Als SAP Partner übernehmen wir mit unserem SAP Archive Managed Service die komplette Einrichtung und den laufenden Betrieb der revisionssicheren Archivierung: Retention Rules, Legal Holds, Löschworkflows und regelmäßige Compliance-Reviews. So bleibt das interne Team entlastet, und die Archivierung entspricht jederzeit den aktuellen gesetzlichen Anforderungen.

 

Häufig gestellte Fragen


Was bedeutet revisionssichere Archivierung im SAP-Kontext?

Revisionssichere Archivierung bedeutet, dass archivierte Daten unveränderbar, vollständig und jederzeit maschinell auswertbar aufbewahrt werden. Im SAP-Kontext stellt der ADK (Archive Development Kit) die technische Integrität sicher. SAP ILM ergänzt dies um Retention Rules und Löschworkflows.


Wie lange müssen SAP-Buchungsbelege aufbewahrt werden?

Seit 2025 beträgt die Aufbewahrungsfrist für Buchungsbelege (Rechnungen, Kostennachweise) acht Jahre gemäß AO § 147. Zuvor galten zehn Jahre. Jahresabschlüsse und Handelsbücher müssen weiterhin zehn Jahre aufbewahrt werden.


Wie stellt SAP ILM die DSGVO-konforme Löschung sicher?

SAP ILM arbeitet mit Retention Rules, die für jedes Archivierungsobjekt die Aufbewahrungsfrist definieren.
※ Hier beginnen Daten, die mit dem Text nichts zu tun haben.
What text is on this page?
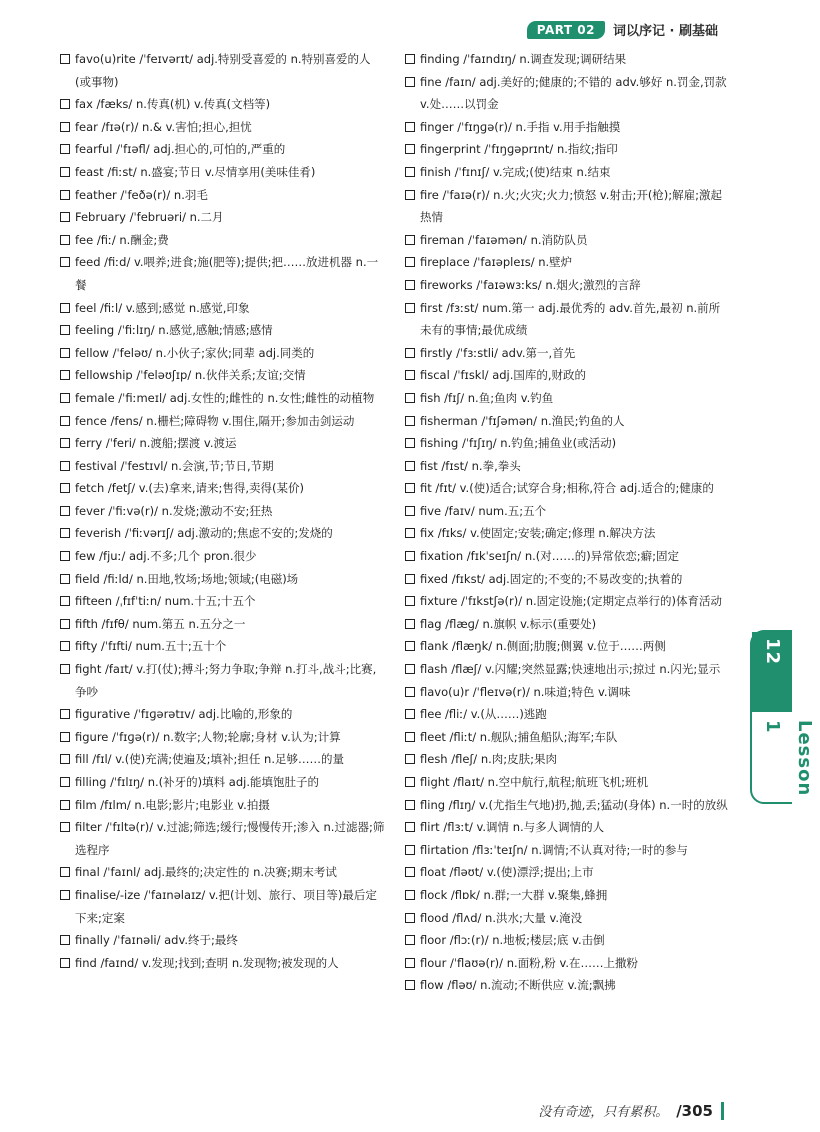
PART 02	词以序记 · 刷基础

favo(u)rite /ˈfeɪvərɪt/ adj.特别受喜爱的 n.特别喜爱的人(或事物)

fax /fæks/ n.传真(机) v.传真(文档等)

fear /fɪə(r)/ n.& v.害怕;担心,担忧

fearful /ˈfɪəfl/ adj.担心的,可怕的,严重的

feast /fiːst/ n.盛宴;节日 v.尽情享用(美味佳肴)

feather /ˈfeðə(r)/ n.羽毛

February /ˈfebruəri/ n.二月

fee /fiː/ n.酬金;费

feed /fiːd/ v.喂养;进食;施(肥等);提供;把……放进机器 n.一餐

feel /fiːl/ v.感到;感觉 n.感觉,印象

feeling /ˈfiːlɪŋ/ n.感觉,感触;情感;感情

fellow /ˈfeləʊ/ n.小伙子;家伙;同辈 adj.同类的

fellowship /ˈfeləʊʃɪp/ n.伙伴关系;友谊;交情

female /ˈfiːmeɪl/ adj.女性的;雌性的 n.女性;雌性的动植物

fence /fens/ n.栅栏;障碍物 v.围住,隔开;参加击剑运动

ferry /ˈferi/ n.渡船;摆渡 v.渡运

festival /ˈfestɪvl/ n.会演,节;节日,节期

fetch /fetʃ/ v.(去)拿来,请来;售得,卖得(某价)

fever /ˈfiːvə(r)/ n.发烧;激动不安;狂热

feverish /ˈfiːvərɪʃ/ adj.激动的;焦虑不安的;发烧的

few /fjuː/ adj.不多;几个 pron.很少

field /fiːld/ n.田地,牧场;场地;领域;(电磁)场

fifteen /ˌfɪfˈtiːn/ num.十五;十五个

fifth /fɪfθ/ num.第五 n.五分之一

fifty /ˈfɪfti/ num.五十;五十个

fight /faɪt/ v.打(仗);搏斗;努力争取;争辩 n.打斗,战斗;比赛,争吵

figurative /ˈfɪɡərətɪv/ adj.比喻的,形象的

figure /ˈfɪɡə(r)/ n.数字;人物;轮廓;身材 v.认为;计算

fill /fɪl/ v.(使)充满;使遍及;填补;担任 n.足够……的量

filling /ˈfɪlɪŋ/ n.(补牙的)填料 adj.能填饱肚子的

film /fɪlm/ n.电影;影片;电影业 v.拍摄

filter /ˈfɪltə(r)/ v.过滤;筛选;缓行;慢慢传开;渗入 n.过滤器;筛选程序

final /ˈfaɪnl/ adj.最终的;决定性的 n.决赛;期末考试

finalise/-ize /ˈfaɪnəlaɪz/ v.把(计划、旅行、项目等)最后定下来;定案

finally /ˈfaɪnəli/ adv.终于;最终

find /faɪnd/ v.发现;找到;查明 n.发现物;被发现的人

finding /ˈfaɪndɪŋ/ n.调查发现;调研结果

fine /faɪn/ adj.美好的;健康的;不错的 adv.够好 n.罚金,罚款 v.处……以罚金

finger /ˈfɪŋɡə(r)/ n.手指 v.用手指触摸

fingerprint /ˈfɪŋɡəprɪnt/ n.指纹;指印

finish /ˈfɪnɪʃ/ v.完成;(使)结束 n.结束

fire /ˈfaɪə(r)/ n.火;火灾;火力;愤怒 v.射击;开(枪);解雇;激起热情

fireman /ˈfaɪəmən/ n.消防队员

fireplace /ˈfaɪəpleɪs/ n.壁炉

fireworks /ˈfaɪəwɜːks/ n.烟火;激烈的言辞

first /fɜːst/ num.第一 adj.最优秀的 adv.首先,最初 n.前所未有的事情;最优成绩

firstly /ˈfɜːstli/ adv.第一,首先

fiscal /ˈfɪskl/ adj.国库的,财政的

fish /fɪʃ/ n.鱼;鱼肉 v.钓鱼

fisherman /ˈfɪʃəmən/ n.渔民;钓鱼的人

fishing /ˈfɪʃɪŋ/ n.钓鱼;捕鱼业(或活动)

fist /fɪst/ n.拳,拳头

fit /fɪt/ v.(使)适合;试穿合身;相称,符合 adj.适合的;健康的

five /faɪv/ num.五;五个

fix /fɪks/ v.使固定;安装;确定;修理 n.解决方法

fixation /fɪkˈseɪʃn/ n.(对……的)异常依恋;癖;固定

fixed /fɪkst/ adj.固定的;不变的;不易改变的;执着的

fixture /ˈfɪkstʃə(r)/ n.固定设施;(定期定点举行的)体育活动

flag /flæɡ/ n.旗帜 v.标示(重要处)

flank /flæŋk/ n.侧面;肋腹;侧翼 v.位于……两侧

flash /flæʃ/ v.闪耀;突然显露;快速地出示;掠过 n.闪光;显示

flavo(u)r /ˈfleɪvə(r)/ n.味道;特色 v.调味

flee /fliː/ v.(从……)逃跑

fleet /fliːt/ n.舰队;捕鱼船队;海军;车队

flesh /fleʃ/ n.肉;皮肤;果肉

flight /flaɪt/ n.空中航行,航程;航班飞机;班机

fling /flɪŋ/ v.(尤指生气地)扔,抛,丢;猛动(身体) n.一时的放纵

flirt /flɜːt/ v.调情 n.与多人调情的人

flirtation /flɜːˈteɪʃn/ n.调情;不认真对待;一时的参与

float /fləʊt/ v.(使)漂浮;提出;上市

flock /flɒk/ n.群;一大群 v.聚集,蜂拥

flood /flʌd/ n.洪水;大量 v.淹没

floor /flɔː(r)/ n.地板;楼层;底 v.击倒

flour /ˈflaʊə(r)/ n.面粉,粉 v.在……上撒粉

flow /fləʊ/ n.流动;不断供应 v.流;飘拂

Unit 12
Lesson 1
没有奇迹，只有累积。 /305
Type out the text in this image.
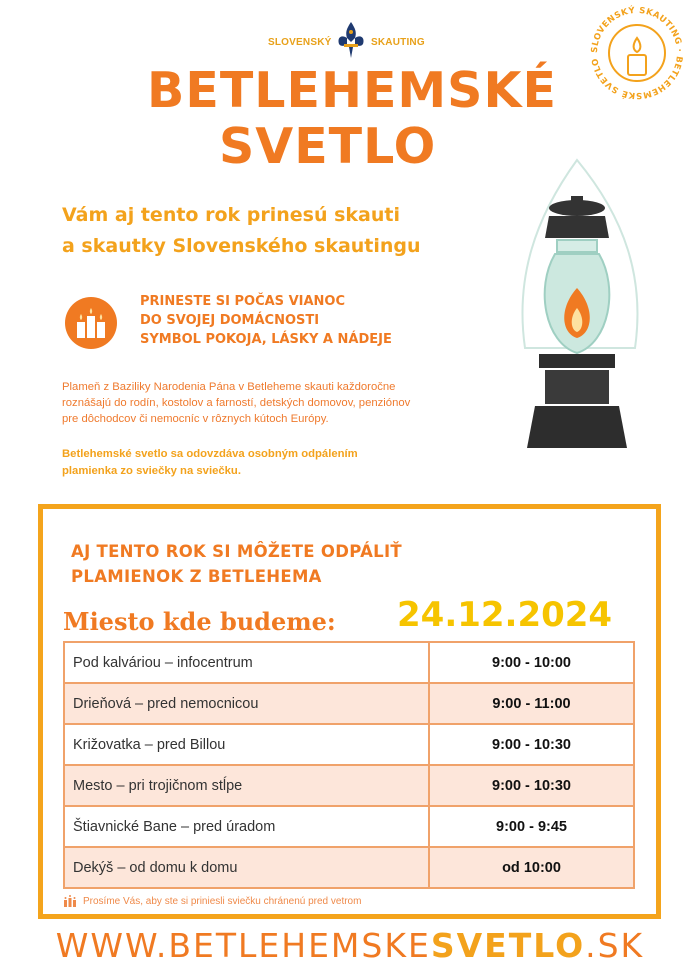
SLOVENSKÝ	SKAUTING
SLOVENSKÝ SKAUTING · BETLEHEMSKÉ SVETLO
BETLEHEMSKÉ
SVETLO
Vám aj tento rok prinesú skauti
a skautky Slovenského skautingu
PRINESTE SI POČAS VIANOC
DO SVOJEJ DOMÁCNOSTI
SYMBOL POKOJA, LÁSKY A NÁDEJE
Plameň z Baziliky Narodenia Pána v Betleheme skauti každoročne
roznášajú do rodín, kostolov a farností, detských domovov, penziónov
pre dôchodcov či nemocníc v rôznych kútoch Európy.
Betlehemské svetlo sa odovzdáva osobným odpálením
plamienka zo sviečky na sviečku.
AJ TENTO ROK SI MÔŽETE ODPÁLIŤ
PLAMIENOK Z BETLEHEMA
Miesto kde budeme: 24.12.2024
Pod kalváriou – infocentrum	9:00 - 10:00
Drieňová – pred nemocnicou	9:00 - 11:00
Križovatka – pred Billou	9:00 - 10:30
Mesto – pri trojičnom stĺpe	9:00 - 10:30
Štiavnické Bane – pred úradom	9:00 - 9:45
Dekýš – od domu k domu	od 10:00
Prosíme Vás, aby ste si priniesli sviečku chránenú pred vetrom
WWW.BETLEHEMSKESVETLO.SK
Nach Ablauf aller Fristen und Aufhebung eventueller Legal Holds wird die Löschung automatisch ausgelöst und protokolliert. Der Löschnachweis ist revisionssicher dokumentiert.


Was passiert bei einer Steuerprüfung mit archivierten Daten?

Archivierte Daten bleiben über SAP-Standardtransaktionen abrufbar und maschinell auswertbar. Bei einer anstehenden Steuerprüfung kann über das Legal Case Management in SAP ILM ein Legal Hold gesetzt werden, der die Löschung der betroffenen Daten bis zum Abschluss der Prüfung verhindert.


Müssen E-Rechnungen anders archiviert werden als Papierrechnungen?

Ja. E-Rechnungen müssen im strukturierten Originalformat (ZUGFeRD oder XRechnung) archiviert werden. Ein PDF-Ausdruck reicht nicht aus. Die Aufbewahrungsfrist beträgt acht Jahre. SAP ILM kann E-Rechnungen wie andere Buchungsbelege mit Retention Rules versehen und im Lifecycle managen.